Но Никита Мироныч ничего не ответил, прогремел только сапогами с кованой подошвой по сеням… Припала Лукерья к окошку и долго не могла оторваться от светлой дырки, которую продула в окне, следя, как шагает важно через все село ее Мироныч по пухлому, еще не осевшему снегу, вытянулась улица перед глазами кверху горбом вплоть до барского дома, и у каждой избы перед окном постлана чистая, без единого пятнышка скатерть, белыми полотенцами, как бы с вышитыми красным зимним лучом петухами, как черные киоты, у каждой избенки убраны окна, и еще убоже и нелюдимей кажется село Скудилище в такой убеленности и чистоте, занарошку и словно ради праздного барского посмешища разве проковыляет через улицу к соседям тулупная тень, какая-нибудь старуха или баба на плече пройдет с коромыслом, и журавель на минуту проснется и клюнет глубоко в колодец, задравши над Скудилищем хвост, на котором привязан для перевеса камень в тряпке или чурак. Не раз перекрестилась Лукерья истово, поглаживая младшую дочку, уткнувшую ей в коленки головку, и тяжело вздохнула, отойдя от окна, когда Никита Мироныч совсем уж потонул шапкой за котловину, из которой торчат пиками балясины усадебной огородки и дальше зеленеет пологая железная крыша, с которой уж стаял на припеке первый снег - не жилец на этом свете!
– Спаси, осподи, сохрани и помилуй!
– И с каждым словом гулко тыкала полным крестом в лоб, в пуп и в оба плеча.
Не сразу приняла барыня Никиту Мироныча…
Пока-то показалась в людской постельная девка душа Аленушка, пока-то Никита Мироныч обломал ее оповеститься - зимнее солнце успело обежать по околице село Скудилище и катилось уже не спеша по высокой крыше каретной, по которой с князька на князек, держа зубами друг дружку за взметенные кверху хвосты, мчались резные коньки, как живые.

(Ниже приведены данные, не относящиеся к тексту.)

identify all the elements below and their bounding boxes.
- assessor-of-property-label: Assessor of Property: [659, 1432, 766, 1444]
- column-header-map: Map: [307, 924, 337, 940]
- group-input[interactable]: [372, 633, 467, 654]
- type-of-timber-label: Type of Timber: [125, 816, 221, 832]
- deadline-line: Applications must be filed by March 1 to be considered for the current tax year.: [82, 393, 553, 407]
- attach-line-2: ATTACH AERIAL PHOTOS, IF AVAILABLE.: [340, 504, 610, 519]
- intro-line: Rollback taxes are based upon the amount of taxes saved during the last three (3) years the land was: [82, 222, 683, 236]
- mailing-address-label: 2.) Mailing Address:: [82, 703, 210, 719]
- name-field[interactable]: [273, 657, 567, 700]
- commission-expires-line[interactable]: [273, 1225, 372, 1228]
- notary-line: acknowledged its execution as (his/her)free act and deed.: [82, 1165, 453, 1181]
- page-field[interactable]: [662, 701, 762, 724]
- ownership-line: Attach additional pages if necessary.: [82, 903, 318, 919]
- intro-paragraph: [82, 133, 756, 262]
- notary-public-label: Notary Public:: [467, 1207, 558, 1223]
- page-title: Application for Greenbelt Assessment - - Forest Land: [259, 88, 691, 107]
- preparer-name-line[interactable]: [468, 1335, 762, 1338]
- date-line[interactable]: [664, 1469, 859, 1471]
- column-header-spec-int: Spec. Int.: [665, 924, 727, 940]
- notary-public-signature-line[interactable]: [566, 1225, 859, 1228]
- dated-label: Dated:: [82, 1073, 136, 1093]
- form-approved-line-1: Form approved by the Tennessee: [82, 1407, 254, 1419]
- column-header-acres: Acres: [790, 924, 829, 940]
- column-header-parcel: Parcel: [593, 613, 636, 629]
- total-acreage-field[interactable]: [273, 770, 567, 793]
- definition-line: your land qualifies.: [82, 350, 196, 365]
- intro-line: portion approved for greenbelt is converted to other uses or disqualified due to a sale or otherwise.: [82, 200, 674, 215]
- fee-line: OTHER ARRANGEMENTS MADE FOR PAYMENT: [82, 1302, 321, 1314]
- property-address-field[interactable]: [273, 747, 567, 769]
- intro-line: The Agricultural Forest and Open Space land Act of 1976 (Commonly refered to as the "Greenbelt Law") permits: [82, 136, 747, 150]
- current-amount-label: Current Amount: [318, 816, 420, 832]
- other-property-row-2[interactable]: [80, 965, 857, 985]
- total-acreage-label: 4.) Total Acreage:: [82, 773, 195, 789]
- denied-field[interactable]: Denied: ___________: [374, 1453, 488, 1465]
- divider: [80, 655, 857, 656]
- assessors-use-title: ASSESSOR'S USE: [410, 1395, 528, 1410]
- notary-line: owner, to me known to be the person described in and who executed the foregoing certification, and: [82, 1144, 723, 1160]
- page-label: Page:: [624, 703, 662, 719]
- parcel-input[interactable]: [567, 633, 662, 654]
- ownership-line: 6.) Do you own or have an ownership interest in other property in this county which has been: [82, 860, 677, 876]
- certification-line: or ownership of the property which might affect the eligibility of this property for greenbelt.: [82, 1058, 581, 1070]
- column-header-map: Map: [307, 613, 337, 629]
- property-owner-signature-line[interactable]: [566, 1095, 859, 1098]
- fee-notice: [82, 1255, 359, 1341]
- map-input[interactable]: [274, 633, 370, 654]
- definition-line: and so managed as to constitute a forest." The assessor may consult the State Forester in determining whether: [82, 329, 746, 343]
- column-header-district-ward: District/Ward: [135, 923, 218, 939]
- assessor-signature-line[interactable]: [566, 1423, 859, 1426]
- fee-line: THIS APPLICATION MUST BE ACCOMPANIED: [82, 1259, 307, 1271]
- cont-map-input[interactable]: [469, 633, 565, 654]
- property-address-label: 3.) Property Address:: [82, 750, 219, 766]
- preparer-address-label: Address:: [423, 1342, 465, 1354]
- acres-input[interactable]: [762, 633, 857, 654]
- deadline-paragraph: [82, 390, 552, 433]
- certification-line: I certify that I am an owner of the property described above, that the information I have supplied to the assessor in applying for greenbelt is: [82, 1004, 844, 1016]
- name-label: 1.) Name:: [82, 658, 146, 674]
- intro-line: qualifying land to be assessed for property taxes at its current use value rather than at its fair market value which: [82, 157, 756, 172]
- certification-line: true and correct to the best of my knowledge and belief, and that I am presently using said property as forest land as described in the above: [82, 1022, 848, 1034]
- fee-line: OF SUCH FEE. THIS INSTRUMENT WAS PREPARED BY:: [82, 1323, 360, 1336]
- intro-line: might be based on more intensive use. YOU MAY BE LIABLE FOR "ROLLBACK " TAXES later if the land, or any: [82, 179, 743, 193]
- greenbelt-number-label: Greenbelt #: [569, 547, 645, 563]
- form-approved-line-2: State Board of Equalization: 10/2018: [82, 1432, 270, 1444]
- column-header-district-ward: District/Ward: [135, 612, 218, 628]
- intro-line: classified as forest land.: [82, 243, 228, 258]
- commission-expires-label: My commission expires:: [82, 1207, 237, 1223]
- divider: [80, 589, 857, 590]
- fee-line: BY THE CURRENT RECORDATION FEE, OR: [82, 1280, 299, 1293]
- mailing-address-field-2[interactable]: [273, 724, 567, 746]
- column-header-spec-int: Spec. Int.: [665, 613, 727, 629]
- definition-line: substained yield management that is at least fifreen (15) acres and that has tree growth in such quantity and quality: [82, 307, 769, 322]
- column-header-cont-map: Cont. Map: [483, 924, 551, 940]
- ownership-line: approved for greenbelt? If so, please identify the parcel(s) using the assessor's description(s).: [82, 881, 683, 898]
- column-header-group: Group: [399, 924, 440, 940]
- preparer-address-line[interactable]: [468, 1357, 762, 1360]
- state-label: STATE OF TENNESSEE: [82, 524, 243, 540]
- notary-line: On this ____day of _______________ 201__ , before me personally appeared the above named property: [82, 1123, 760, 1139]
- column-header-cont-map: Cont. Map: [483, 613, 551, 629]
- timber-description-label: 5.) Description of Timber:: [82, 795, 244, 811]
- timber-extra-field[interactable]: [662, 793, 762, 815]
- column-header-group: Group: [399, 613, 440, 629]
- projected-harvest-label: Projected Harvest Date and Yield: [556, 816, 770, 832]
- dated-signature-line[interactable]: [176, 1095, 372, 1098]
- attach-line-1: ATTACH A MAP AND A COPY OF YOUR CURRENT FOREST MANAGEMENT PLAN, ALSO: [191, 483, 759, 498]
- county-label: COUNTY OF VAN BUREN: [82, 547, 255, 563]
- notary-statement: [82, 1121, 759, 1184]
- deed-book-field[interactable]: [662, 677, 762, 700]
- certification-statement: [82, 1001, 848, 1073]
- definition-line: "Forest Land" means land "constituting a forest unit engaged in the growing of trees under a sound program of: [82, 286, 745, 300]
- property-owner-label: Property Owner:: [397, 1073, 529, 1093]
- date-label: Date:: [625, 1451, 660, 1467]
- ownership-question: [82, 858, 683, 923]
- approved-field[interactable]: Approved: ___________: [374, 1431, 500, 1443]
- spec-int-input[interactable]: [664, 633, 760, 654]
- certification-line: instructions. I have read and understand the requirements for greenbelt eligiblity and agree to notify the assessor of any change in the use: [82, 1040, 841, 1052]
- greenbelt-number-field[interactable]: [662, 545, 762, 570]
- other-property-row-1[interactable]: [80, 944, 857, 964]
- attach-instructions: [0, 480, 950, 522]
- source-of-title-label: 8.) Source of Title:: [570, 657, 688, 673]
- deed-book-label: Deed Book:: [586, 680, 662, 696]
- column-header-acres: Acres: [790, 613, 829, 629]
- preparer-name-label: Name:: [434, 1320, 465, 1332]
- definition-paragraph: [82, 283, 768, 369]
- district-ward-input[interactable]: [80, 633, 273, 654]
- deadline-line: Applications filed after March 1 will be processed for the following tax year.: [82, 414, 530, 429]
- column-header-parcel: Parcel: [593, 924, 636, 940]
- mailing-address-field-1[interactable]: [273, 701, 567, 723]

– Сделай такую милость, душа Аленушка!
– не выдержал Никита Мироныч и поклонился краснощекой Аленке.
– Оповестись, ради бога!
– Да что ты кланяешься мне, Микита Мироныч, - облилась девушка краской, как от обиды, - или ты барыниных порядков не знаешь?.. Чужую косу, видно, не жалко!
– Да уж знаю: бьют - не беги, не зовут - не ходи! Изучил в полности! Только, душа Аленушка, на этот раз дело такое… самой барыне, может, очень приятственно будет!
– Ну-у!
– обрадованно изумилась Аленка, редко видя свою барыню в духах.
– А я думала… ты, Микита Мироныч, по случаю больше конюшни!